Kakiku terhenti ketika yang pertama kali kulihat saat keluar rumah adalah Guntur, dan dia juga baru saja keluar dari rumahnya. Sialnya, mata kami lurus bertemu, tak ada pilihan selain menyapa walau dengan canggung hebat. “Mau ke pasar ya?” tanyanya sambil menunjuk keranjang belanja di tanganku menggunakan dagunya.
“Iya, udah jadwal ngisi kulkas," jawabku sekenanya.
“Barengan aja, gue juga mau belanja.” Dia menawarkan tumpangan seraya menggoyangkan kunci motor di tangannya. Karena aku tak langsung menjawab, dia segera berujar lagi, “Kalo gak mau gak papa, kok ....”
“Boleh, saya cuma takut ngerepotin aja," sambarku cepat.
“Santai aja, kali. Sama tetangga sendiri gak perlu malu-malu, ada pepatah yang bilang, tetangga adalah keluarga terdekat, setuju, gak?” Didekatkannya wajahnya, senyumnya mengembang berbarengan dengan alisnya terangkat sekejap. Jantungku sempat mau copot karena tak menyangka Guntur yang kukira seram ternyata bisa bersikap lembut dan ramah seperti sekarang.

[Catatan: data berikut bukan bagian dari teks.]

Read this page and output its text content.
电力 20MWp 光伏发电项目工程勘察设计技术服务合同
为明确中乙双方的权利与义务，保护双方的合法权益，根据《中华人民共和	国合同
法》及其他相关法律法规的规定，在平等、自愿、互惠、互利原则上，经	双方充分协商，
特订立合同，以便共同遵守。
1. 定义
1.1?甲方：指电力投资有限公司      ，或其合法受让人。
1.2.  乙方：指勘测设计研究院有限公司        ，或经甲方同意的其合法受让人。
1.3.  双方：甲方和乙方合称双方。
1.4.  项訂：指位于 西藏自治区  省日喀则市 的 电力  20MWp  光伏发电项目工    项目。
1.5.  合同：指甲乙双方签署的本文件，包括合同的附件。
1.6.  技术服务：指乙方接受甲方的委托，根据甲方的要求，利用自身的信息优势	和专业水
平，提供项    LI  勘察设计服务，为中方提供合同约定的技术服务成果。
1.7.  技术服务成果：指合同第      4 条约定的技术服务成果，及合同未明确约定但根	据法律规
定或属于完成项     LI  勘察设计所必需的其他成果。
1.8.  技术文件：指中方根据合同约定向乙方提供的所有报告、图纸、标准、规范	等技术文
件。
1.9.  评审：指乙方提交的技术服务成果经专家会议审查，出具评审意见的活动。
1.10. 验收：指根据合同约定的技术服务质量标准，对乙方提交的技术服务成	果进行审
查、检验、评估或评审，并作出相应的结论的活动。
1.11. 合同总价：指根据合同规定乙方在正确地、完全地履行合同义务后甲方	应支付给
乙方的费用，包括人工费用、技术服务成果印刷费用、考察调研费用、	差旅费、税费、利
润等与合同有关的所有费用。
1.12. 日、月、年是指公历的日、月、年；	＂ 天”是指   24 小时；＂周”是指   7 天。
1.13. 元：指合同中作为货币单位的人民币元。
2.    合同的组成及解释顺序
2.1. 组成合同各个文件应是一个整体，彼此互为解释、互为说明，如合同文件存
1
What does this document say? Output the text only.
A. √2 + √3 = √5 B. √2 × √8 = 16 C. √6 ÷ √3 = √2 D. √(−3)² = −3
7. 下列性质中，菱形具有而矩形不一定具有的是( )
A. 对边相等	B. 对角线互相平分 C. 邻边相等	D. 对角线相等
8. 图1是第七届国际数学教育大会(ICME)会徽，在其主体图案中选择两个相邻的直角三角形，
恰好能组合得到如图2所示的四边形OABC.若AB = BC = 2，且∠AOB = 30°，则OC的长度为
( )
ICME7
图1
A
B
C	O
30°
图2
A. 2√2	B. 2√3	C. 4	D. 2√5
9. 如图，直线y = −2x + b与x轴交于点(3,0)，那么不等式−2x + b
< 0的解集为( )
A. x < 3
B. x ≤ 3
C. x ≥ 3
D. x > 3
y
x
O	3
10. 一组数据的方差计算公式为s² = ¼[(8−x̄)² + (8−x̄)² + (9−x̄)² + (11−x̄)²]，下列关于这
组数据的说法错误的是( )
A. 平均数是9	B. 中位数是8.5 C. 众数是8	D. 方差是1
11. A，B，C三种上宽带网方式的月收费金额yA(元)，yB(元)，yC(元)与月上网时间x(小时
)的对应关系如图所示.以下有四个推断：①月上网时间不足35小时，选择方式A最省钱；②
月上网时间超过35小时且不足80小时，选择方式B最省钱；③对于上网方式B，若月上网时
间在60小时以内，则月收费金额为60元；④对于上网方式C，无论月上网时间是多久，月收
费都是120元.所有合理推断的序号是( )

Tawaran tumpangan itu akhirnya kuterima meski sejujurnya aku sangat gugup, sepanjang jalan dibonceng mega pro miliknya aku hanya duduk kaku di jok nyaris tanpa bergerak sedikit pun, tubuhku mirip ikan beku di dalam freezer. Aku bisa mencium aroma parfum yang menguar dari jaket lusuhnya, aroma itu tidak asing, sepertinya aku mengenali baunya tapi aku lupa bau apa itu, yang pasti aroma itu lumayan kusuka.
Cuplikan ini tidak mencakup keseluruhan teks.